At last we were locked in and lifted up. The sun seemed unusually bright as we climbed back up through the hatch and were motored back to shore. On the way back, Stockton talked about OceanGate’s plans to bring the submersible experience to a wider audience.

“Diving’s no fun after you’ve been in a sub,” he said.

Taking people down to the Titanic is still OceanGate’s prime objective: The submersible that’s designed for that role, which was initially called Cyclops II but is now known as Titan, proved it could safely get to Titanic-worthy depths this year during a series of test dives in the Bahamas.

The postponement of the Titanic Survey Expedition means there’s not a lot for Titan to do until next summer. It’s currently being prepped for an extra round of stress tests, plus equipment upgrades that should smooth the way for the 2020 season. OceanGate’s Titanic customers are paying more than $100,000 to participate in the adventure as mission specialists, and most of them are keeping their reservations despite the delay.

Stockton said that OceanGate’s subs — including Cyclops and Titan as well as the two-person Antipodes — are currently certified for research missions such as the Titanic expedition, but not for more casual tourist jaunts.

Another perspective: How the tour of Puget Sound’s bottom played out on the top side

Now OceanGate is seeking waivers from the Coast Guard that would allow the company to offer submersible tours for something like $1,000 or $2,000 per person. That’s more than operators in Hawaii charge for submarine tours, but those tours go only 100 feet beneath the surface and last only 45 minutes or so. OceanGate’s tourists would get an experience even more thrilling than ours — assuming that the regulatory go-ahead is given.

“It’ll probably be six to 12 months before we get approval,” Stockton told me.

Stockton and his team of 27 employees are also looking into whether their subs can be used for infrastructure inspection and environmental surveys.

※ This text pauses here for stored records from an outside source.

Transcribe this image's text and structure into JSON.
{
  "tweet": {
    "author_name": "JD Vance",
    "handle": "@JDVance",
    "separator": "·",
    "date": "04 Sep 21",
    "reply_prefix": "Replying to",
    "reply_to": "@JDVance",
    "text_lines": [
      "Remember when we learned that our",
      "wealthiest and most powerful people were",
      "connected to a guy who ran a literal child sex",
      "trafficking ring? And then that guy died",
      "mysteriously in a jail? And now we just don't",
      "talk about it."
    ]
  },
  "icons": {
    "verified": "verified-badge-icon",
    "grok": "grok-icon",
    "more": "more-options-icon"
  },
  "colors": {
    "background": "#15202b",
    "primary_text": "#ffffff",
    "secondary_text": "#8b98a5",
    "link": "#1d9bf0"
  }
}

And they’re planning to build a bigger, better submersible called Cyclops III, which could handle depths of 6,000 meters (20,000 feet).

To help fund those projects, OceanGate is in the midst of a $5 million debt financing round that was reported to the Securities and Exchange Commission in April.

So what’s tougher? Navigating the depths of Puget Sound, or negotiating the shoals of the startup world? Ten years after founding OceanGate, Stockton Rush is clearly adept at doing both. But personally, I’d rather be steering the sub.

Correction for 5:35 p.m. PT Sept. 26: In a previous version of this report, we incorrectly identified a ratfish as a dogfish shark. We’ve amended the ID for the ratfish, and added a video screengrab of the dogfish. We’ve corrected the anticipated cost of a submersible tour to be $1,000 to $2,000 per person, instead of per day. We’ve amended the report to reflect the fact that the Washington State Department of Fish and Wildlife didn’t end up being involved in this expedition, and we’ve fixed a reference to a quillback rockfish (which was misidentified as a canary rockfish).